Tsumura Kampo Research Laboratories, Kampo Research and Development Division, Tsumura & Co, 3586 Yoshiwara, Ami-machi, Inashiki-gun, Ibaraki, 300-1192, Japan.
J Nat Med. 2021 Jun;75(3):717-725. doi: 10.1007/s11418-021-01515-z. Epub 2021 Apr 20.
Transient receptor potential (TRP) channels are non-selective cation channels that are implicated in analgesia, bowel motility, wound healing, thermoregulation, vasodilation and voiding dysfunction. Many natural products have been reported to affect the activity of TRP channels. We hypothesize that numerous traditional herbal medicines (THMs) might exert their pharmacological activity through modulating the activity of TRP channels. The present study aimed to evaluate the effects of flavonoid aglycones and their glycosides, which are the main components of many THMs, on the TRP channel subtypes. A Ca influx assay was performed using recombinant human TRPA1, TRPV1, TRPV4 and TRPM8 cell lines. Our findings showed that flavonoid aglycones and glycycoumarin activated TRPA1. In particular, isoflavone and chalcone compounds displayed potent TRPA1 agonistic activity. Furthermore, flavone aglycones showed concomitant potent TRPM8 inhibiting activity. Indeed, flavone, isoflavone aglycones, non-prenylated chalcones and glycycoumarin were found to be TRPM8 inhibitors. Hence, flavonoid aglycones metabolized by lactase-phlorizin hydrolase and β-glucosidase in the small intestine or gut microbiota of the large intestine could generate TRPA1 agonists and TRPM8 antagonists.
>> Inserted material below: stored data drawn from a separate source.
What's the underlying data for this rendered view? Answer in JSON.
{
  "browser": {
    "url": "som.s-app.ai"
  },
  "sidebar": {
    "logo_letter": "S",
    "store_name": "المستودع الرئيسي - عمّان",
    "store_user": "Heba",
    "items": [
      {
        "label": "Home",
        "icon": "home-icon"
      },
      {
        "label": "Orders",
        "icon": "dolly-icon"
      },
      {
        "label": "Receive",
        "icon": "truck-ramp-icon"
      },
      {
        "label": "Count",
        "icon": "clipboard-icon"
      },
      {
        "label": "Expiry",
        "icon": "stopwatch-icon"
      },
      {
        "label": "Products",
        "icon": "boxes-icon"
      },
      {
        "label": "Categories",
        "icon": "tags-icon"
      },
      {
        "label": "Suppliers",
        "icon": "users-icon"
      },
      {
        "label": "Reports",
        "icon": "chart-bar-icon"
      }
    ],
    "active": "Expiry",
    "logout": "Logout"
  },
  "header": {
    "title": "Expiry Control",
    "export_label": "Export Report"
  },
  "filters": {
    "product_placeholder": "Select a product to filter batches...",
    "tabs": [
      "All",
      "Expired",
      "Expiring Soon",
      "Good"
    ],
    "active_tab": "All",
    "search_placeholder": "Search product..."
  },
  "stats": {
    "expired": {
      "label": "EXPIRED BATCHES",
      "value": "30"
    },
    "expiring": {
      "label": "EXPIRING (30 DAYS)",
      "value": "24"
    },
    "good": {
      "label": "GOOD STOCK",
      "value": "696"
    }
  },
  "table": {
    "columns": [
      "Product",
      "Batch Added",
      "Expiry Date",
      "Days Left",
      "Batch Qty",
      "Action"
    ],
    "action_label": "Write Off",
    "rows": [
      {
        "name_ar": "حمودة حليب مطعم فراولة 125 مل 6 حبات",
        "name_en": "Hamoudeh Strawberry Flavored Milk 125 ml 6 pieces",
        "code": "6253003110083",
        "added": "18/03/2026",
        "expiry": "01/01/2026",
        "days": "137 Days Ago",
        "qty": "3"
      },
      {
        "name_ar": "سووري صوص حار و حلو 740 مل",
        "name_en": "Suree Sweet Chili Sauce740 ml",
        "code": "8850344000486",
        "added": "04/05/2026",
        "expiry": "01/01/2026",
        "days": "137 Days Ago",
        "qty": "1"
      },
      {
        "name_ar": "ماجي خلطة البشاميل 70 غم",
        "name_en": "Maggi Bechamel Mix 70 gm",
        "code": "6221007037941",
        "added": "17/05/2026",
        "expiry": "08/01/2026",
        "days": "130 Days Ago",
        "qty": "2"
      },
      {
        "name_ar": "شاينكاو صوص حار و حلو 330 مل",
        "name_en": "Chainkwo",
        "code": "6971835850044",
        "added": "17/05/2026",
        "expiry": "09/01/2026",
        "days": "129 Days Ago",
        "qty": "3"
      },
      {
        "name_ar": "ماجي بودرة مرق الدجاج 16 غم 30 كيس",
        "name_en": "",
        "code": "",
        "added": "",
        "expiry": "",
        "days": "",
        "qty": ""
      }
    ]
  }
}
瞬时受体电位 (TRP) 通道是非选择性阳离子通道,与镇痛、肠道蠕动、伤口愈合、体温调节、血管扩张和排尿功能障碍有关。许多天然产物已被报道影响 TRP 通道的活性。我们假设许多传统草药 (THM) 可能通过调节 TRP 通道的活性发挥其药理活性。本研究旨在评估黄酮苷元和其糖苷,这是许多 THM 的主要成分,对 TRP 通道亚型的影响。使用重组人 TRPA1、TRPV1、TRPV4 和 TRPM8 细胞系进行 Ca 内流测定。我们的研究结果表明,黄酮苷元和糖苷激活了 TRPA1。特别是异黄酮和查尔酮化合物显示出强烈的 TRPA1 激动活性。此外,黄酮苷元显示出同时强烈的 TRPM8 抑制活性。事实上,发现黄酮、异黄酮苷元、非prenylated 查尔酮和糖苷是 TRPM8 抑制剂。因此,在小肠中由乳糖酶-根皮苷水解酶和 β-葡萄糖苷酶代谢或在大肠中的肠道微生物群中代谢的黄酮苷元可以产生 TRPA1 激动剂和 TRPM8 拮抗剂。